Fluorometric titrations of papain, succinyl-papain and the corresponding methylthio derivatives of Cys-25 (papain-S-SCH3 and succinyl-papain-S-SCH3) were determined. Removal of the methylthio group from Cys-25 resulted in an increase of .apprx. 4 pK U in the fluorometrically determined pK value. The correspondence between the ionization behavior as determined by proton NMR and fluorometric titrations indicated that fluorescence titrations reflect the ionization behavior of His-159 in both the active enzyme and the methylthio derivative.
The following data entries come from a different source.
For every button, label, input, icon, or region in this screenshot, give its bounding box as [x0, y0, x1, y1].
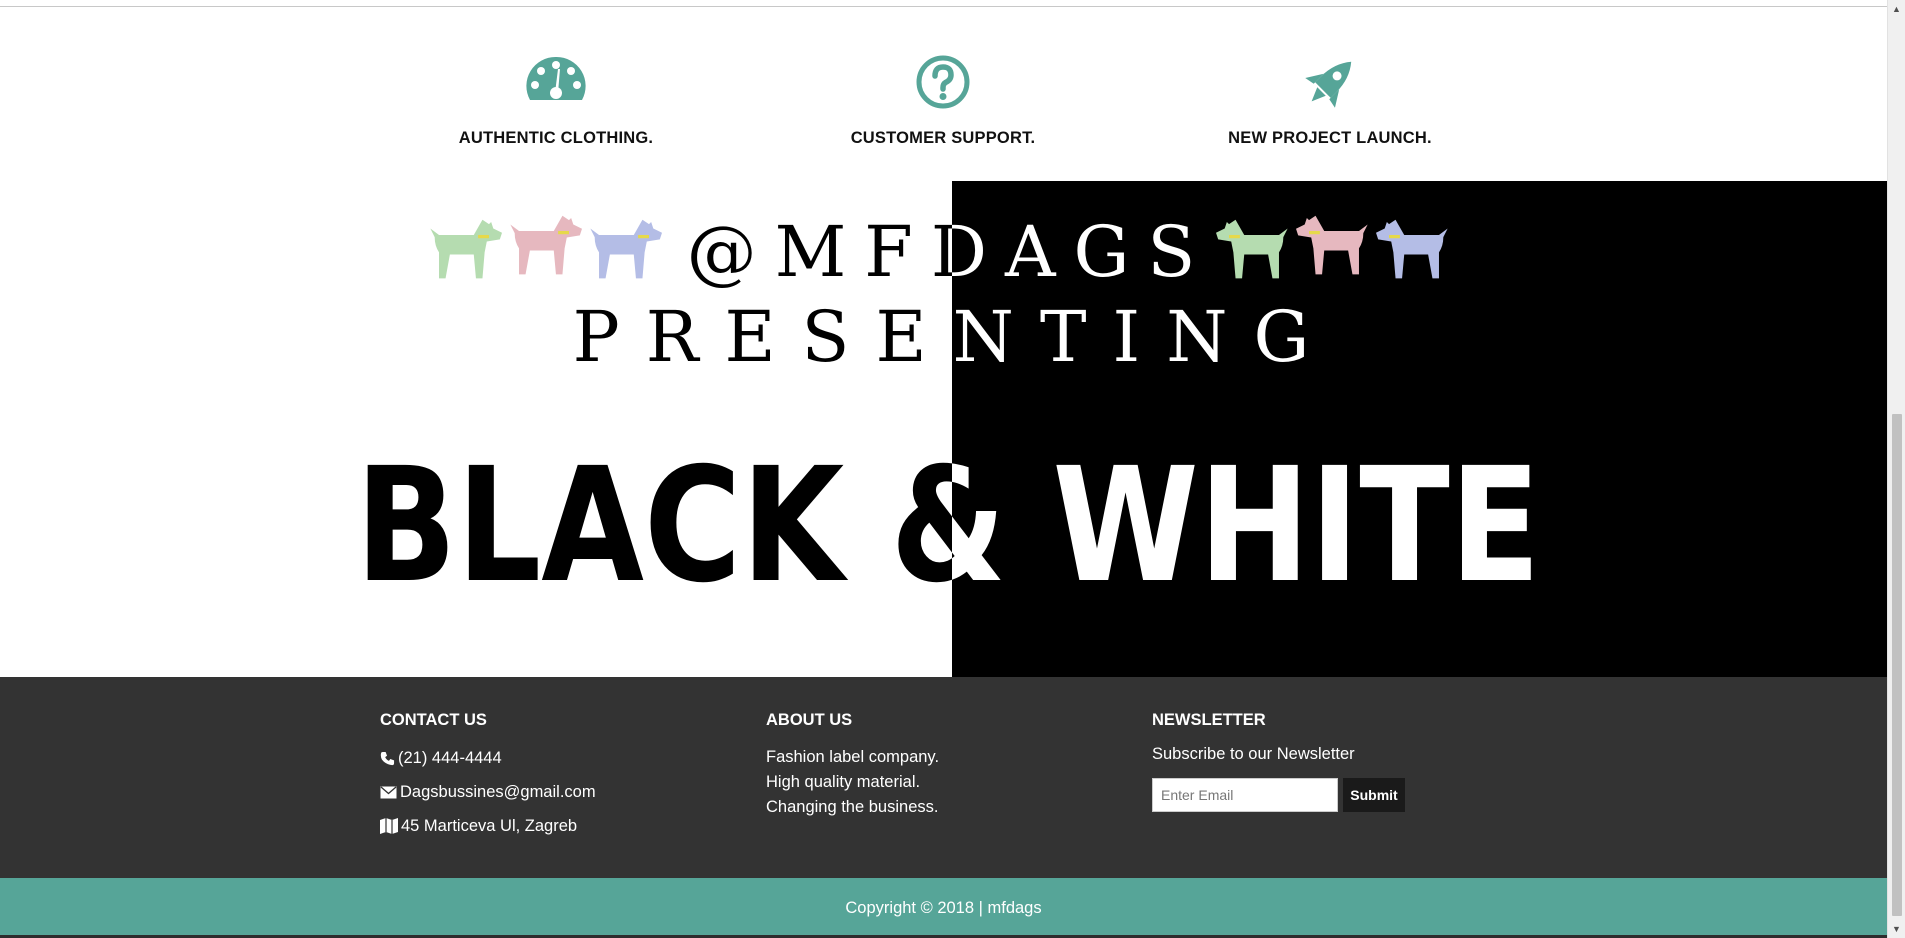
copyright-bar: Copyright © 2018 | mfdags	[0, 878, 1887, 938]
page: AUTHENTIC CLOTHING. CUSTOMER SUPPORT. NE…	[0, 0, 1887, 938]
about-column: ABOUT US Fashion label company. High qua…	[766, 711, 939, 820]
scroll-up-arrow-icon[interactable]: ▲	[1888, 2, 1905, 16]
feature-title: AUTHENTIC CLOTHING.	[458, 129, 654, 147]
feature-new-project-launch: NEW PROJECT LAUNCH.	[1170, 53, 1490, 148]
footer: CONTACT US (21) 444-4444 Dagsbussines@gm…	[0, 677, 1887, 878]
rocket-icon	[1305, 61, 1352, 108]
hero-artwork: @MFDAGS PRESENTING BLACK & WHITE @MFDAGS…	[356, 211, 1541, 618]
newsletter-column: NEWSLETTER Subscribe to our Newsletter S…	[1152, 711, 1405, 812]
about-line: High quality material.	[766, 773, 921, 791]
feature-title: NEW PROJECT LAUNCH.	[1228, 129, 1432, 147]
features-section: AUTHENTIC CLOTHING. CUSTOMER SUPPORT. NE…	[0, 7, 1887, 181]
newsletter-heading: NEWSLETTER	[1152, 711, 1266, 729]
feature-authentic-clothing: AUTHENTIC CLOTHING.	[396, 53, 716, 148]
contact-address: 45 Marticeva Ul, Zagreb	[380, 816, 596, 836]
map-icon	[380, 818, 398, 834]
dashboard-icon	[526, 56, 586, 100]
about-heading: ABOUT US	[766, 711, 853, 729]
phone-text: (21) 444-4444	[398, 748, 502, 767]
newsletter-text: Subscribe to our Newsletter	[1152, 745, 1355, 763]
scroll-down-arrow-icon[interactable]: ▼	[1888, 922, 1905, 936]
contact-heading: CONTACT US	[380, 711, 487, 729]
submit-button[interactable]: Submit	[1343, 778, 1405, 812]
vertical-scrollbar[interactable]: ▲ ▼	[1887, 0, 1905, 938]
email-input[interactable]	[1152, 778, 1338, 812]
about-line: Changing the business.	[766, 798, 939, 816]
copyright-text: Copyright © 2018 | mfdags	[845, 899, 1042, 917]
contact-email: Dagsbussines@gmail.com	[380, 782, 596, 802]
dog-graphics-left	[430, 215, 662, 279]
contact-column: CONTACT US (21) 444-4444 Dagsbussines@gm…	[380, 711, 596, 836]
newsletter-form: Submit	[1152, 778, 1405, 812]
envelope-icon	[380, 786, 397, 798]
address-text: 45 Marticeva Ul, Zagreb	[401, 816, 578, 835]
dog-graphics-right	[1216, 215, 1448, 279]
phone-icon	[380, 751, 395, 765]
about-line: Fashion label company.	[766, 748, 940, 766]
email-text: Dagsbussines@gmail.com	[400, 782, 596, 801]
scroll-thumb[interactable]	[1892, 414, 1902, 916]
question-circle-icon	[916, 55, 970, 109]
hero-banner: @MFDAGS PRESENTING BLACK & WHITE @MFDAGS…	[0, 181, 1887, 677]
feature-customer-support: CUSTOMER SUPPORT.	[783, 53, 1103, 148]
feature-title: CUSTOMER SUPPORT.	[850, 129, 1036, 147]
about-text: Fashion label company. High quality mate…	[766, 745, 939, 820]
contact-phone: (21) 444-4444	[380, 748, 596, 768]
The ionic strength dependence of the pK was analyzed in terms of simple electrostatic theory and was shown to be consistent with the charge on the protein. The temperature dependence of the pK values of His-159 indicated an increase in the heat of ionization from about 0 to 8 kcal/mol upon removal of the methylthio blocking group from Cys-25. Measurements of the effect of solvent on the pK''s and heats of ionization of simple model compounds indicated that the observed shift in enthalpy of ionization of His-159 upon removal of the methylthio group from Cys-25 is not unreasonable in light of the accompanying perturbation of more than 4 pK units in the pK of His-159. The perturbations in enthalpies and free energies are attributed to formation of an ion pair. The ionization behavior of His-159 in thiol-blocked derivatives of papain is consistent with the involvement of His-159 in the deacylation step in papain catalysis.